By the way, I think it's very unlikely that a rule without any <4-cell objects would have adjustable things (except maybe guns). In order to make an adjustable thing, we would need to have at least two separate components. These must both consist of two cells (if one were 3, the other would be 1, implying the dot was a still life), and the only ways for a two-cell pattern to expand without S0 involve B2a (duoplet, domino, 2k-dots and hollow blinker/2i-dots). All of those except the hollow blinker are out for producing oscillators or spaceships. Since it is a high-period oscillators or counter in many B2a rules, there might be some way to put two hollow blinkers in the plane to make an adjustable oscillator, which would be quite impressive in and of itself.

EDIT: Or it could be in a B0 rule, I guess. Speaking of B0 rules, what happens if a B0 rule has oscillators with a minimum population of 4 cells in odd generations and some in evens? Ugh.

EDIT2:
12 in a rule without the spaceship: Coincidentally, every 4-cell oscillator period in this rule is a factor of the highest such period (24).

Cool! What did you use to find it?

I found it with manual search, I'm afraid. While playing around with different rules to make it the 11th object, I noticed that, in one rule, in generation 5 the three corner cells were forced to be on and it would be easy to make the middle cell turn on as well. But there were some sparks from B4w, so I had to change the leftmost p4 oscillator, which coincidentally made the p3 beacon work as well.

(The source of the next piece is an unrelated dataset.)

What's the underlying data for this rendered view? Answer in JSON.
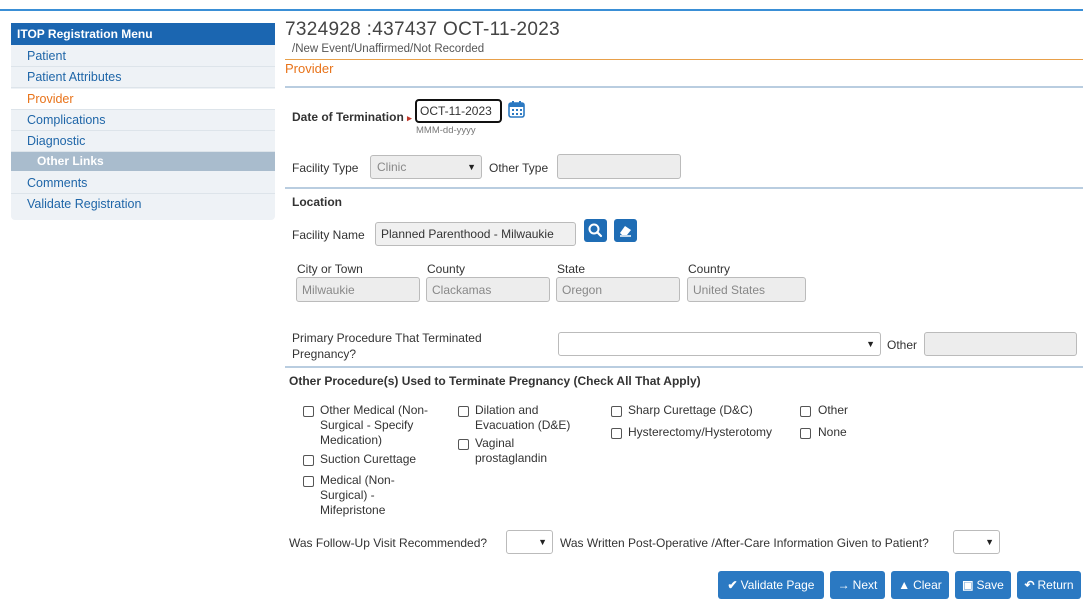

Essentially, the process was to use the draw tool to manually add transitions and hope the result looked like it could be modified to be the original pattern (that's how I found the p6 and p24 as well).

toroidalet wrote: ↑

September 14th, 2023, 3:33 am

EDIT: Or it could be in a B0 rule, I guess. Speaking of B0 rules, what happens if a B0 rule has oscillators with a minimum population of 4 cells in odd generations and some in evens? Ugh.

I have no idea how B0 rules would work with this... maybe in odd generations, that would be ω^2 − 4 (a "surinteger") cells? (though people have criticized my improper use of ω in the past)

toroidalet wrote: ↑

September 14th, 2023, 3:33 am

By the way, I think it's very unlikely that a rule without any <4-cell objects would have adjustable things (except maybe guns). In order to make an adjustable thing, we would need to have at least two separate components. These must both consist of two cells (if one were 3, the other would be 1, implying the dot was a still life), and the only ways for a two-cell pattern to expand without S0 involve B2a (duoplet, domino, 2k-dots and hollow blinker/2i-dots). All of those except the hollow blinker are out for producing oscillators or spaceships. Since it is a high-period oscillators or counter in many B2a rules, there might be some way to put two hollow blinkers in the plane to make an adjustable oscillator, which would be quite impressive in and of itself.

I'm not good with B2a rules, so here's my answer in the non-relativistic realm:

If you include my restriction that there should be no other objects with minpop < 4, your 4-cell adjustable osc challenge is impossible.

I have worked out the possible transitions, and concluded that in a rule where no minpop <4 objects exist, B2e and S1c must coexist, B2c implies B2i (but B2i can exist without B2c), and S0 and S1e are impossible as they imply the dot and domino still-lifes, respectively. Taking 3-cell objects into account is far too difficult.

All sequences starting with 2 cells using the constraints above will die or form these objects:
If this is what you mean by 4-cell adjustable things, then this is my answer. If you mean >4-cell adjustable things, this is getting less into the realm of rulegolfing and more into the realm of engineering. But I digress.

Here's my result:

13 oscillators (p1, p2, p4, p6, p10) EDIT: Why don't we just use EnumPattEvo, evolution mode, on an RLE of all 4-cell clusters? That will speed the process up!

EDIT2: Why don't we do this with LtL?